Since the concepts of informed consent and IRB originated in western countries, their applicability to Taiwan or other Asian countries continues to be highly-debated.  In Taiwan, there is a traditional reluctance to sign documents. In itself this should not be sufficient justification to avoid informing participants. Although written documents can in some circumstances be extremely important, the process of mutual communication may in fact be more important. Taiwan needs more education and information dissemination not only for researchers and IRB members but also for laypersons so that they can gain better understanding of the meaning of participating in human research and will not be afraid to communicate with researchers or sign papers when necessary.     

Our regression model demonstrated that physicians' attitude was a major determinant influencing their intentions toward HRPP. Currently, except for research covered in the MCA, all research is unregulated.
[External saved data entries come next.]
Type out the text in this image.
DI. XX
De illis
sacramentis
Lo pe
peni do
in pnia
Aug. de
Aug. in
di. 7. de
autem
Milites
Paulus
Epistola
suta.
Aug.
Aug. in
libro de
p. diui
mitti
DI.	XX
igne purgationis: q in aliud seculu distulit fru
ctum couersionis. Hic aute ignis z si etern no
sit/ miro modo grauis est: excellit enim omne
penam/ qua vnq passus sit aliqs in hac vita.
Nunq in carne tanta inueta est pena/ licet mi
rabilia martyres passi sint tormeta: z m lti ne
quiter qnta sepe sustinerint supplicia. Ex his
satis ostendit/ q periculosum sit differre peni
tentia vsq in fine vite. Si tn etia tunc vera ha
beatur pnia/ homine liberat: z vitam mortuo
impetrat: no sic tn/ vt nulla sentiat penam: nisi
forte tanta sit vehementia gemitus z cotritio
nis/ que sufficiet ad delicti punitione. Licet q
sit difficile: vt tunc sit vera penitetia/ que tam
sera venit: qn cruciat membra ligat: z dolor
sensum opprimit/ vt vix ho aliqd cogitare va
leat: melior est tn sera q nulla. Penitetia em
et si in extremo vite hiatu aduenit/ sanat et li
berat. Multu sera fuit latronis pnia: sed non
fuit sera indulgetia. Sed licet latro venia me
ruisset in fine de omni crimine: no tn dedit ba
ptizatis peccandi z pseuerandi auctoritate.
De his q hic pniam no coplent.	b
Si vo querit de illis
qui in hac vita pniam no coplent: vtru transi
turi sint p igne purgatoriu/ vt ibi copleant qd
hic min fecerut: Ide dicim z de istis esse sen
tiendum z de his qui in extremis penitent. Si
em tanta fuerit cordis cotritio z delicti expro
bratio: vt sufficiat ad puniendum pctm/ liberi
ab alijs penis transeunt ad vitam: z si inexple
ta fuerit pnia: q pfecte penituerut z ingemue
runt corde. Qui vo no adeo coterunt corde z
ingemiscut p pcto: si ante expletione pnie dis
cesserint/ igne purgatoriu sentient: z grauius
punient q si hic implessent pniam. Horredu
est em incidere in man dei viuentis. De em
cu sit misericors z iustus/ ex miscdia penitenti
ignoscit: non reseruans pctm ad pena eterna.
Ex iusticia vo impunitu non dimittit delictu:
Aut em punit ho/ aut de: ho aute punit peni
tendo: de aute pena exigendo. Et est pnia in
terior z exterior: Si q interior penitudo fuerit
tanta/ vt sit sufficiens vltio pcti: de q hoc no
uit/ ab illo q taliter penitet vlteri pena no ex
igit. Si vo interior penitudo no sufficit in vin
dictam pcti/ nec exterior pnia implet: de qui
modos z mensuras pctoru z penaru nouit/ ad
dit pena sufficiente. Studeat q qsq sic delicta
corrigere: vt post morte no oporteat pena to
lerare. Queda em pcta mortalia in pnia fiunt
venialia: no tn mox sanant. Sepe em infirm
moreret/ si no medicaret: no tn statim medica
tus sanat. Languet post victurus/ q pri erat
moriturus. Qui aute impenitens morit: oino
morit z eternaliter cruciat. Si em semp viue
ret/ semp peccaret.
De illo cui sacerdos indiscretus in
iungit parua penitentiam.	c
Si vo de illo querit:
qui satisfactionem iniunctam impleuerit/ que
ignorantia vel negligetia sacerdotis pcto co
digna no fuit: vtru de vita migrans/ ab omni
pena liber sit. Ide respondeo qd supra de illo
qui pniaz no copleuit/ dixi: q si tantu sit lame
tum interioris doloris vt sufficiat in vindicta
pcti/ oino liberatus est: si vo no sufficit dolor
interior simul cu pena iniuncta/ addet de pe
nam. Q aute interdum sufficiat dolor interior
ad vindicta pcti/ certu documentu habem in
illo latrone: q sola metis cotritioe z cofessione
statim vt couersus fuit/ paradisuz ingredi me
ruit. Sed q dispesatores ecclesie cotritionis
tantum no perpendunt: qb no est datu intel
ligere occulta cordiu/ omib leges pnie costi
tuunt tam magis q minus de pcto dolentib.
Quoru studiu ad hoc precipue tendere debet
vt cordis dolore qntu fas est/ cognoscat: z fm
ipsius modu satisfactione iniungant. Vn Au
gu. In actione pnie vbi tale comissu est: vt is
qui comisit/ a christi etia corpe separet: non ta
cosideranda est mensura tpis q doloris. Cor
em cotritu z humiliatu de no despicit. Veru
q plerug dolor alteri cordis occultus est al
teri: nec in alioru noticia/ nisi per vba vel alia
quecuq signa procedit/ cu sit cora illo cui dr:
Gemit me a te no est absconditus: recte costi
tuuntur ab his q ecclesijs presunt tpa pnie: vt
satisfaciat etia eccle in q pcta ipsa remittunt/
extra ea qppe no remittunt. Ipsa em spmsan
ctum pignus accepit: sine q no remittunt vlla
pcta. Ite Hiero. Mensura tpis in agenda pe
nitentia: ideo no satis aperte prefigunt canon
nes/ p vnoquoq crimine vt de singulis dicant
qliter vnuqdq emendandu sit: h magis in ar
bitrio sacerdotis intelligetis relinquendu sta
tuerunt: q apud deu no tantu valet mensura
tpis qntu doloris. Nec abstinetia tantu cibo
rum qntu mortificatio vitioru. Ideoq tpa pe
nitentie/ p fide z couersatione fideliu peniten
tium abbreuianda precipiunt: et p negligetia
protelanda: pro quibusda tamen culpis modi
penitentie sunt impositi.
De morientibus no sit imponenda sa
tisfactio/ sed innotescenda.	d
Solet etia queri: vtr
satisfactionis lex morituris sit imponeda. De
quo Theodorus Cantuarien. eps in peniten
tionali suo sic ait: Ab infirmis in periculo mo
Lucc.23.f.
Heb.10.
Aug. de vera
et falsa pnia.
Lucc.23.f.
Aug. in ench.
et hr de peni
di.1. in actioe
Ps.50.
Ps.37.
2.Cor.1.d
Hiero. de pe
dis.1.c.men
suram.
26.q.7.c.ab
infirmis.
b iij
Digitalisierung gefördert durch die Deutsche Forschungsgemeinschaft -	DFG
In this environment physicians may be most influenced by their colleagues and peers.  Therefore, it is essential to promote HRPP in other types of research not regulated by the MCA. Due to lack of evidence of the effectiveness of regulatory HRPP policies and the long process of establishing such a regulation, other strategies such as creating a supportive environment and strengthening institutions' action in order to influence physicians' attitudes in general, might serve as adjuncts to HRPP reform in Taiwan.

Some limitations were inherent in our study. First, not all physicians who met our inclusion criteria were included in our study sample.  Second, most of the measures of awareness in our study were based on international ethics codes or standards because Taiwan has based its development of related concepts on western literature. This may have resulted in some bias in measures of physicians' awareness, but we expect that these biases are very small. This also elicits the question of whether western guidelines are suitable for Taiwan or other Asian countries.

 

Acknowledgement

The research on which this paper is based was supported by a National Health Research Institutes intramural grant (Grant Number: 89A1MP). We acknowledge the support from the CEOs of 11 medical centers or medical school hospitals as well as their nurses or staffs for performing an excellent job of administering the questionnaires.